Dans la lombalgie chronique, les effets du tanézumab 5 à 10 mg par voie sous-cutanée toutes les 8 semaines semblent significatifs à 16 semaines, comparés notamment à ceux du tramadol, mais ils ne semblent pas se prolonger à 56 semaines et rejoignent les conclusions modestes sur la douleur liée à l'arthrose [8].

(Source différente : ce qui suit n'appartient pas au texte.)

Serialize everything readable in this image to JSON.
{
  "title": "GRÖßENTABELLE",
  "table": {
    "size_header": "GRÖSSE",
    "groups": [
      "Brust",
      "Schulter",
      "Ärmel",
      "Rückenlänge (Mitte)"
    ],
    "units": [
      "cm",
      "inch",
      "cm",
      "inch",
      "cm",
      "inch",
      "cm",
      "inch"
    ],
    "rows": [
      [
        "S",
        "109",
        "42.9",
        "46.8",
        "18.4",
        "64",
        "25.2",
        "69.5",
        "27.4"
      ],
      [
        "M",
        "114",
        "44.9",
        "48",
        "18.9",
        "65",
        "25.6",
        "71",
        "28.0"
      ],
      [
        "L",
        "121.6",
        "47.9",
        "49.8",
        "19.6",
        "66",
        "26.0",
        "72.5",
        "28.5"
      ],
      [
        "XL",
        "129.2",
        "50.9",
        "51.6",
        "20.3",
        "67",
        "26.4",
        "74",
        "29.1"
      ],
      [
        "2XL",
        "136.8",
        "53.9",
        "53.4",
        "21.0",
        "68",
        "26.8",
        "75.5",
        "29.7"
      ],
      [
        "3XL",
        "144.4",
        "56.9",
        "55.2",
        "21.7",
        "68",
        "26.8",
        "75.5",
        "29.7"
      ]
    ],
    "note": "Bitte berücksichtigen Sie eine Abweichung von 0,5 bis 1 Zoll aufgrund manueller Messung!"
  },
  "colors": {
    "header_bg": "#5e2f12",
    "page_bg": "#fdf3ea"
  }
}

Dans ce contexte, la FDA puis l'EMA n'ont pas accordé leur AMM au tanézumab (Raylumis®). Ainsi, l'EMA a indiqué, en septembre 2021, que son effet antalgique était faible, non supérieur à celui des AINS, et que cet effet ne l'emportait pas sur les risques qu'il présente. Elle a par conséquent recommandé de refuser l'autorisation de mise sur le marché. La FDA a émis une conclusion similaire.
Conclusion
Il n'est pas évident de développer de nouvelles classes thérapeutiques dans la douleur. Parmi tous les nouveaux produits développés par le laboratoire Pfizer, le tanézumab a fait l'objet d'un développement très ambitieux, l'un des plus coûteux, et qui impliquait près de 10 000 patients. La plupart des antalgiques actuellement sur le marché n'ont pas bénéficié de si nombreuses études. Ils n'ont pas une efficacité spectaculaire, et certains ont des effets indésirables délétères. Malheureusement, la nouvelle classe des anti-NGF, très prometteuse, a montré des limites, d'abord en termes de sécurité, puis d'efficacité. Il est peu probable que le fasinumab, seul anti-NGF en développement, et pour lequel l'autorisation n'a pas encore été demandée, aille jusque-là. Des cibles du NGF plus précises, permettant d'éviter les effets indésirables, sont en cours d'étude. La douleur reste un phénomène complexe, et même si les besoins sont très importants, elle recouvre aussi l'un des domaines de recherche les plus décevants en termes de nouveauté ; la saga des anti-NGF en est un exemple, malheureusement, tout comme d'autres cibles antalgiques récemment explorées.